Ketika tatapan Fito bertemu dengan cowok itu, Fito menganggkat tangannya menyuruh cowok itu ke arahnya.
Bara berjalan santai menuju meja Fito. Ia duduk, dan menatap Fito dengan serius.
"Mau ngomong apa?" tanya Bara to the point, ketika menjatuhkan bokongnya pada kursi.
"Gue mau minta maaf," ujar Fito santai, tanpa berniat basa basi.
"Udah tobat ya ternyata?" sindir Bara sambil menyeringai.
"Jangan bikin gue emosi disini." Fito menatap Bara dengan tatapan tajamnya. "Atau lo mau babak belur kayak kemarin lagi?" Fito menyeringai dan menatap Bara, penuh kemenangan.
"Silahkan, kalau emang lo pengen Darya tersakiti."
Fito melotot tajam. Bara tahu kelemahan Fito. Bara berhasil membuat Fito bungkam. Mereka saling tatap dengan tatapan tajam dan sinis. Tapi, tiba tiba saja...
"Serius amat. Lagi ngapain sih? Lagi pada main anti kedip ya?" tanya seorang cewek yang menghampiri mereka.

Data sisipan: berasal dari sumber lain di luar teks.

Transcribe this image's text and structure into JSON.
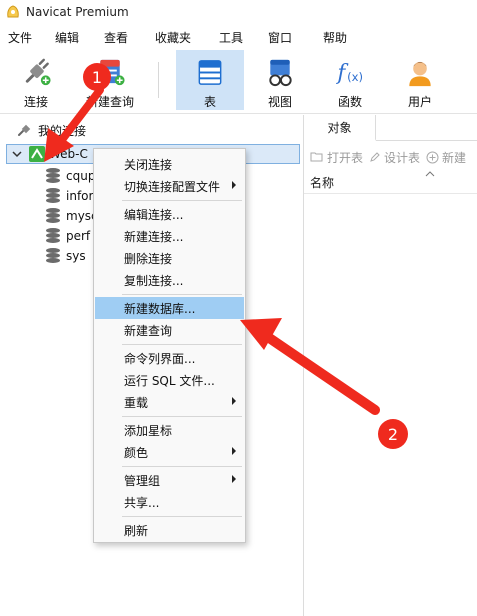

Bara dan Fito seketika melotot kaget, mereka tahu suara siapa yang mereka dengar.
"Gera?"
"Rar—"
"Jangan panggil nama itu, ish. Panggil Gera aja. Ge-Ra. Oke?" ucap Gera menatap Bara sambil melotot dan membentuk tangan ok.
Fito hanya bisa menatap Bara dan Gera secara bergantian. "Kalian saling kenal?" tanyanya yang mungkin juga pernyataan Gera terhadap Bara dan Fito.
"Gimana gak kenal kalau dia sering nempel ke gue?" ucap Bara sombong.
"Heh. Kapan gue nempel sama lo? Gak kebalik tuh?" sindir Gera yang memiringkan bibirnya, kesal.
KAMU SEDANG MEMBACA
Grafi [End]
Ficção Adolescente[DILARANG KERAS BAGI YANG MAMPIR CUMA UNTUK COPAS!] Jika para reader yang liat cerita yang copas grafi, langsung lapor ya^^ Jangan lupa follow author ya^^ Rank : #1 Fito 5 Juli 2020 #2 Gera 5 Juli 2020 #4 Brokenhurt 7 Juli 2020 #1 Fito 20 September...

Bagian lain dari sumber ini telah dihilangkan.